IdealData Posted January 8, 2006 Posted January 8, 2006 Table1 needs some more fields [calculations] to represent the pertinent fields from Tables2-8. Then make a self-join relationship for Table1::Table1 and use the new fields in the portal using the self-join relationship. This will minimise the data redundancy you expected and give the illusion of consolidating your data from multiple tables. Effectively this is an "over view" portal. If you want them to edit the data in this portal then you'll need to script your way around to the correct related table/record as the fields in Table1 are calcs, so not editable, but that would be correct any way.
pfrings Posted January 8, 2006 Author Posted January 8, 2006 Thanks for your advice. What I'm not sure I understand is how a calculation field in Table 1 could pull in data from several other tables... And if I have a different set of calculation fields for each of Tables 2 to 8, I'm not sure I've made any progress??
Ender Posted January 9, 2006 Posted January 9, 2006 I've been trying to get a 'Quote Lines' Table to work. This would ideally hold these common fields, related to Tables 2 to 8. Then, as you say, it would be easy to show them on Table 1. I think this is the best solution I've seen here. I would not attempt IdealData's suggestion of using calcs to pull the data from the other tables. Instead, I would simply store those pieces of data that are part of the Quote, in the Quote Lines table. I don't see why they would need to be stored in the each separate component table. Admittedly, I don't have a full understanding of your structure ("Table 1", "Table 2", etc. are not very helpful,) but I think this would be a case where the structure should be ironed out on paper in the form of a data model.
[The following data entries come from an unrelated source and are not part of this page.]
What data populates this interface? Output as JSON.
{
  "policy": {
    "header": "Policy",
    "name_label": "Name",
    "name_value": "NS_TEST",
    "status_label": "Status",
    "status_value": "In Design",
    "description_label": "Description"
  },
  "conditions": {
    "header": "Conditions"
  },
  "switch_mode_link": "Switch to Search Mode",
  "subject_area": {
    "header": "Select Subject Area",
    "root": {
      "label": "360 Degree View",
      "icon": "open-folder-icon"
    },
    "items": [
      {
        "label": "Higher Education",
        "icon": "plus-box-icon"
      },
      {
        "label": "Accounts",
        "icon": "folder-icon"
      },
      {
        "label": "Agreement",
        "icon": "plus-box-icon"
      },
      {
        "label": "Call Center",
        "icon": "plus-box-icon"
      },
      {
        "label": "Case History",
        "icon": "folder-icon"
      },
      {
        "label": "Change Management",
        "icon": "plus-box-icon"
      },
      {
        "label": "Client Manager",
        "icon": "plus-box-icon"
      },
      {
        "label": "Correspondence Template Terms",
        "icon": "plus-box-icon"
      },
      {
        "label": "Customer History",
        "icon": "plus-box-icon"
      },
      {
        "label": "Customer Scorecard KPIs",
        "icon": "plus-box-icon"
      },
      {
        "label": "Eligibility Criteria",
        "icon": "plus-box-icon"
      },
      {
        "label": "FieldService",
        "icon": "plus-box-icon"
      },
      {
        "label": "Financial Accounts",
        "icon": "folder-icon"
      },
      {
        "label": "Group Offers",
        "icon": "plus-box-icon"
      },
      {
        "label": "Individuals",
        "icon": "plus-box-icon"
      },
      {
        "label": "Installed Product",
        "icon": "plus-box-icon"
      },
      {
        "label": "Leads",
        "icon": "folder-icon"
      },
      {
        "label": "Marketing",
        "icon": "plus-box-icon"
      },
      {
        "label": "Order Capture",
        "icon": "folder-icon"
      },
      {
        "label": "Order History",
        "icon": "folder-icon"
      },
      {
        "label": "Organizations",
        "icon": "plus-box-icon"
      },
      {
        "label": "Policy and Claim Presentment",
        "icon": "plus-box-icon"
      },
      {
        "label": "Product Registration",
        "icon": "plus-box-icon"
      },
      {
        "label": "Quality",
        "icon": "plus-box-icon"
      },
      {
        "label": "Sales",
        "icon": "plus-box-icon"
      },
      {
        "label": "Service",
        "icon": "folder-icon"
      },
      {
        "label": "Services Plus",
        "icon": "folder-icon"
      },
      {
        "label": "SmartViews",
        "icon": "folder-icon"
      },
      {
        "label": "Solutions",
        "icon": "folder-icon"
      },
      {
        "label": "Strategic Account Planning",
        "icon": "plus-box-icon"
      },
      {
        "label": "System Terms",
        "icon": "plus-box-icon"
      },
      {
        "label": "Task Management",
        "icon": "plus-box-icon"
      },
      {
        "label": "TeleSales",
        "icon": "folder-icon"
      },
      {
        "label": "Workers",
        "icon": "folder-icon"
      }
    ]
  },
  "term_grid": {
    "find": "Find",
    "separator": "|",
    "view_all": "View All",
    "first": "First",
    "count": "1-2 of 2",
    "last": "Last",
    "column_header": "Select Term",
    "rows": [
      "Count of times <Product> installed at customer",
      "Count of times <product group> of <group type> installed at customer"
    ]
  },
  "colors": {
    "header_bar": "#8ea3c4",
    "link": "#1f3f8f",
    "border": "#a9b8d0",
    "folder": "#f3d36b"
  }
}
It's important so you know where the best place is for each field. It just seems like some of your fields are in the wrong tables.
pfrings Posted January 9, 2006 Author Posted January 9, 2006 I think the penny has finally dropped... thanks for your tip, Ender, or always going back to a blank piece of paper when struggling to work out the right structure. My hang up was that I only wanted a user to have to 'create' a quote in a single action. But I can see that typing in a Quote Lines portal on a Quotes (Table 1) layout will create a Quote Line record. All I have to do then is get the user to enter some ID/number from the new Quote Lines record into either a layout/portal from another table, to link that particular specification element/record to the Quote Line record. The user now has to do two explicit entry actions for every Specification element that builds up the final quote, but I think that is probably a price worth paying for the benefits. Now to see whether I can get this to work in practice as well as on the sheet of paper!